Dive-bomb
Swarming from ocean-green shadow,
iridescent turquoise dragonflies gilded copper-silver
—devil’s darning needles—
sewing together toes and fingers as we sleep, our eyes shuttered
“wool-white as sea foam”:
boat people from Burma, Vietnam, Cambodia, Afghanistan—fleeing
violence, human trafficking, repatriation and “waiting room” refugee camps,
to go to a Christmas Island—sail
through circulating gyres of microscopic pelagic plastics
—polymers, monomers—and chemical sludge from ports, harbors,
docks, marinas, storm drains, cargo ships, oil-drilling platforms, fishing vessels:
a trash vortex not even visible to divers, much less the rest of us.

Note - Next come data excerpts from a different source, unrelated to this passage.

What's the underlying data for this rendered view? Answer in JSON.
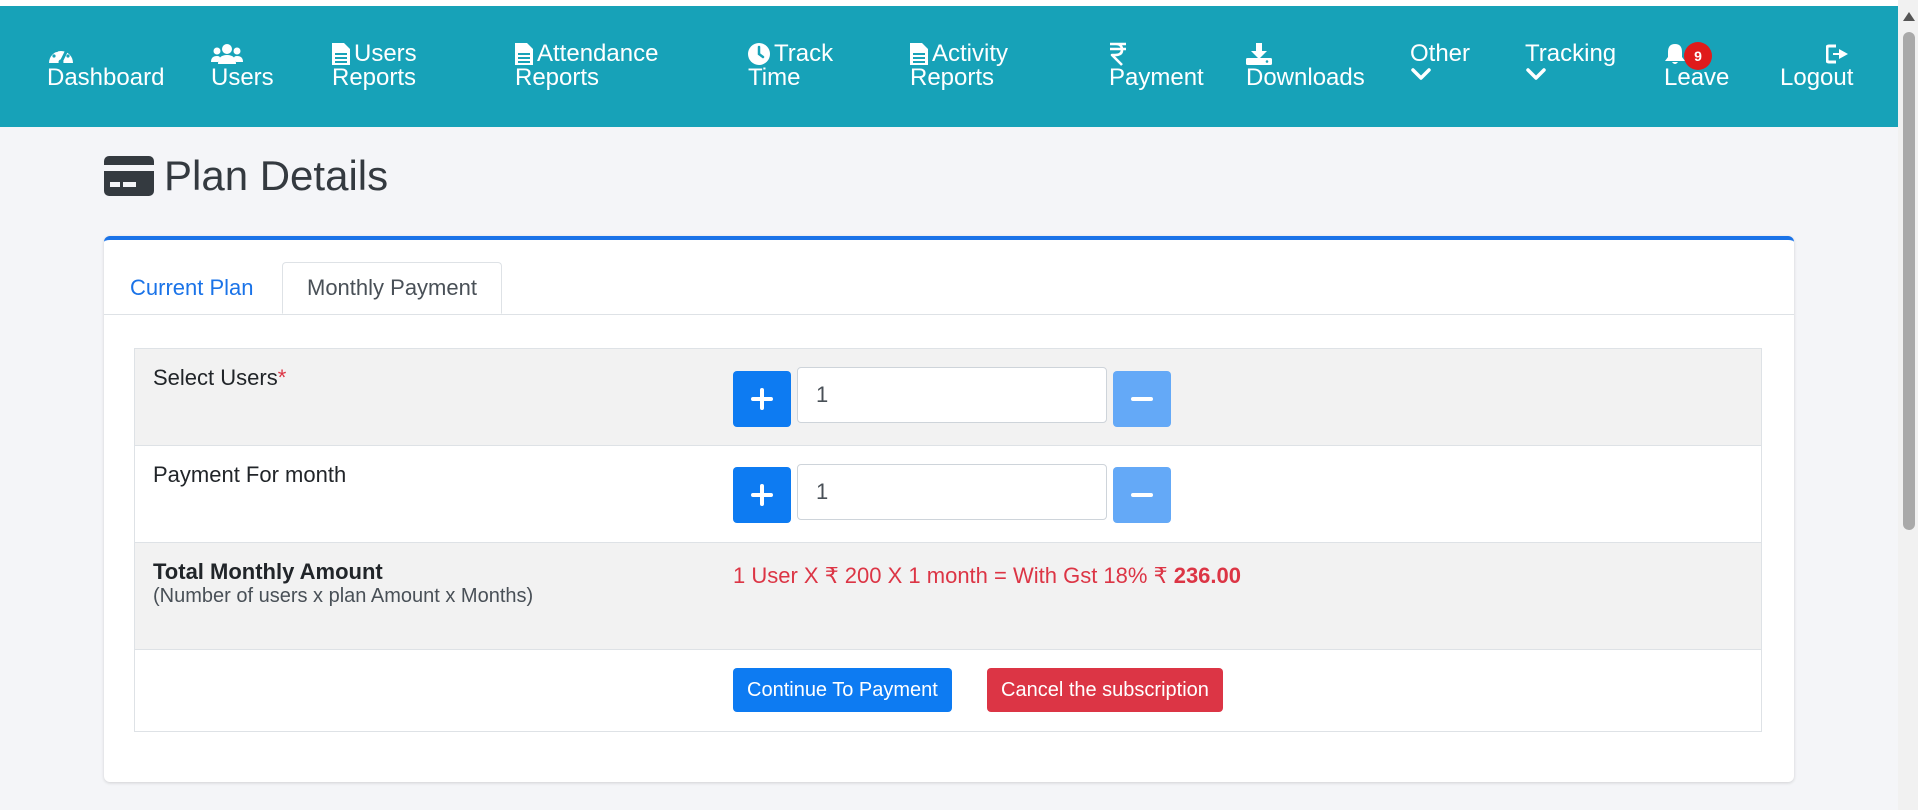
{
  "navbar": {
    "items": [
      {
        "icon": "dashboard-icon",
        "line1": "",
        "line2": "Dashboard"
      },
      {
        "icon": "users-icon",
        "line1": "",
        "line2": "Users"
      },
      {
        "icon": "document-icon",
        "line1": "Users",
        "line2": "Reports"
      },
      {
        "icon": "document-icon",
        "line1": "Attendance",
        "line2": "Reports"
      },
      {
        "icon": "clock-icon",
        "line1": "Track",
        "line2": "Time"
      },
      {
        "icon": "document-icon",
        "line1": "Activity",
        "line2": "Reports"
      },
      {
        "icon": "rupee-icon",
        "line1": "",
        "line2": "Payment"
      },
      {
        "icon": "download-icon",
        "line1": "",
        "line2": "Downloads"
      },
      {
        "icon": "chevron-down-icon",
        "line1": "Other",
        "line2": ""
      },
      {
        "icon": "chevron-down-icon",
        "line1": "Tracking",
        "line2": ""
      },
      {
        "icon": "bell-icon",
        "line1": "",
        "line2": "Leave"
      },
      {
        "icon": "logout-icon",
        "line1": "",
        "line2": "Logout"
      }
    ],
    "leave_badge": "9",
    "colors": {
      "bar": "#17a2b8",
      "highlight": "#e0262d"
    }
  },
  "page": {
    "title": "Plan Details",
    "title_icon": "credit-card-icon"
  },
  "tabs": {
    "current_plan": "Current Plan",
    "monthly_payment": "Monthly Payment"
  },
  "form": {
    "select_users_label": "Select Users",
    "required_mark": "*",
    "users_value": "1",
    "months_label": "Payment For month",
    "months_value": "1",
    "total_label": "Total Monthly Amount",
    "total_sublabel": "(Number of users x plan Amount x Months)",
    "formula_text": "1 User X ₹ 200 X 1 month = With Gst 18% ₹",
    "total_amount": "236.00",
    "continue_button": "Continue To Payment",
    "cancel_button": "Cancel the subscription"
  }
}
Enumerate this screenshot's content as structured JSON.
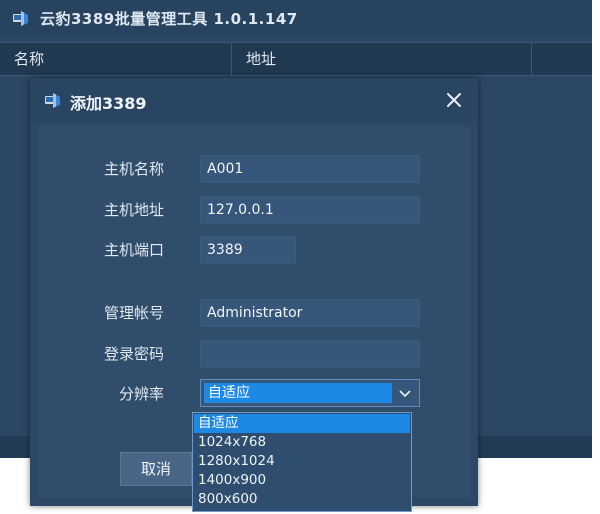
{
  "app": {
    "title": "云豹3389批量管理工具 1.0.1.147"
  },
  "list": {
    "columns": [
      "名称",
      "地址",
      ""
    ]
  },
  "dialog": {
    "title": "添加3389",
    "fields": {
      "host_name": {
        "label": "主机名称",
        "value": "A001"
      },
      "host_address": {
        "label": "主机地址",
        "value": "127.0.0.1"
      },
      "host_port": {
        "label": "主机端口",
        "value": "3389"
      },
      "admin_account": {
        "label": "管理帐号",
        "value": "Administrator"
      },
      "login_password": {
        "label": "登录密码",
        "value": ""
      },
      "resolution": {
        "label": "分辨率",
        "selected": "自适应",
        "options": [
          "自适应",
          "1024x768",
          "1280x1024",
          "1400x900",
          "800x600"
        ]
      }
    },
    "cancel_label": "取消"
  },
  "colors": {
    "window_bg": "#2c4763",
    "accent": "#1e88e5",
    "field_bg": "#37577a"
  },
  "icons": {
    "app": "app-logo-icon",
    "close": "close-icon",
    "dropdown": "chevron-down-icon"
  }
}
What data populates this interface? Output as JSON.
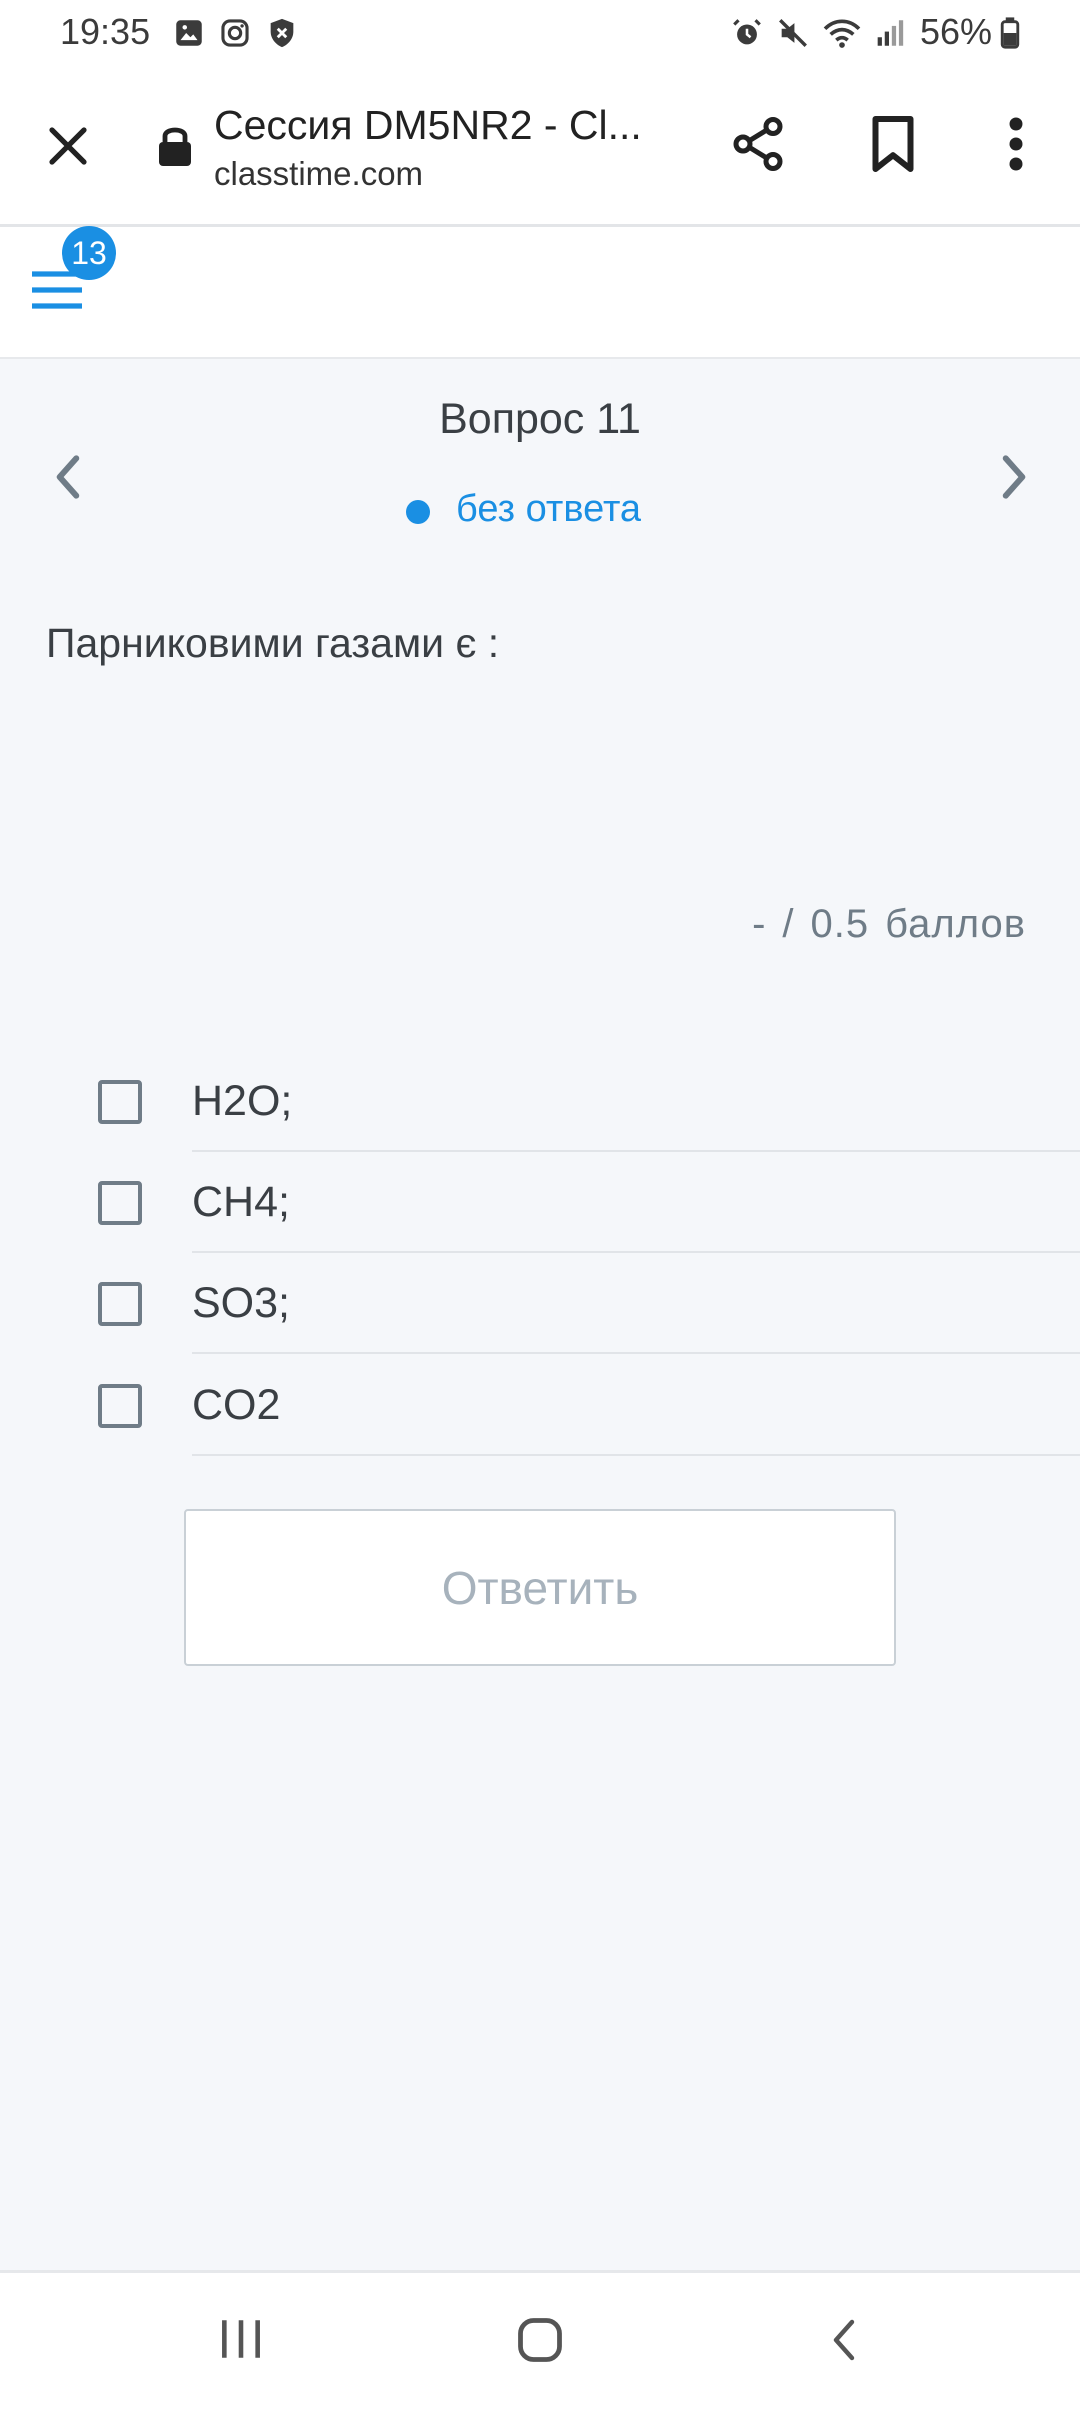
{
  "status_bar": {
    "time": "19:35",
    "battery": "56%",
    "icons": [
      "gallery-icon",
      "instagram-icon",
      "vpn-shield-icon",
      "alarm-icon",
      "mute-icon",
      "wifi-icon",
      "signal-icon",
      "battery-icon"
    ]
  },
  "browser": {
    "title": "Сессия DM5NR2 - Cl...",
    "url": "classtime.com",
    "icons": [
      "close-icon",
      "lock-icon",
      "share-icon",
      "bookmark-icon",
      "more-vert-icon"
    ]
  },
  "app_header": {
    "menu_badge": "13"
  },
  "question": {
    "title": "Вопрос 11",
    "status": "без ответа",
    "text": "Парниковими газами є :",
    "score": {
      "earned": "-",
      "separator": "/",
      "max": "0.5",
      "unit": "баллов"
    },
    "options": [
      {
        "label": "H2O;",
        "checked": false
      },
      {
        "label": "CH4;",
        "checked": false
      },
      {
        "label": "SO3;",
        "checked": false
      },
      {
        "label": "CO2",
        "checked": false
      }
    ],
    "answer_button": "Ответить"
  },
  "colors": {
    "accent": "#1a8fe3",
    "text": "#3a3f44",
    "muted": "#6f7c87",
    "background": "#f5f7fa"
  }
}
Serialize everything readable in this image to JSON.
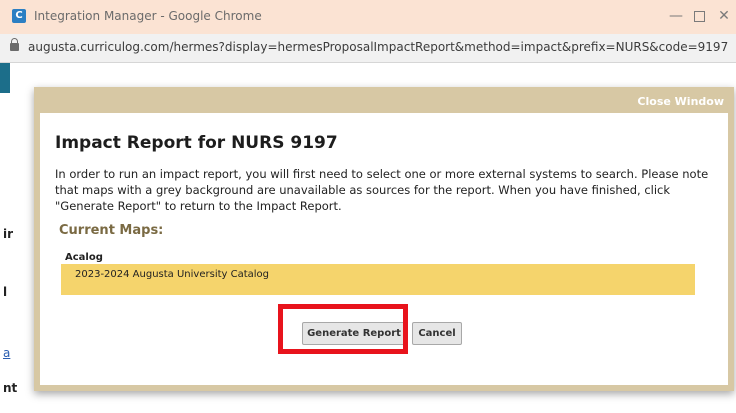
{
  "window": {
    "app_icon_letter": "C",
    "title": "Integration Manager - Google Chrome",
    "minimize_glyph": "—",
    "close_glyph": "✕"
  },
  "address": {
    "url": "augusta.curriculog.com/hermes?display=hermesProposalImpactReport&method=impact&prefix=NURS&code=9197"
  },
  "background_page": {
    "fragments": [
      "ir",
      "l",
      "a",
      "nt"
    ]
  },
  "modal": {
    "close_label": "Close Window",
    "title": "Impact Report for NURS 9197",
    "description": "In order to run an impact report, you will first need to select one or more external systems to search. Please note that maps with a grey background are unavailable as sources for the report. When you have finished, click \"Generate Report\" to return to the Impact Report.",
    "section_title": "Current Maps:",
    "group_label": "Acalog",
    "maps": [
      "2023-2024 Augusta University Catalog"
    ],
    "generate_label": "Generate Report",
    "cancel_label": "Cancel"
  },
  "colors": {
    "modal_border": "#d7c8a4",
    "map_row": "#f5d46c",
    "highlight": "#e8131c",
    "titlebar": "#fbe3d3"
  }
}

Ocean of Being, we call it. No irony.
Magic enough to sell sea-salt aerosol hair sprays, MP3 of a single wave
crashing onshore, beach T-shirts capturing flotsam
from a live-feed of the Pacific. We cast ourselves out. Full of
voids, as The New York Times reports, predominantly lungs,
which, when we free dive to 436 feet, collapse
by more than half: and when we rise,
unable to absorb oxygen, suffocate ourselves. Atoms forged
in starburst we jump again into the Blue Hole. Sure
that we’ll still be here as the planet cools, volcanoes cease,
carbon dioxide falls, long before the sun burns down.
We are so sure we bless ourselves in the waters.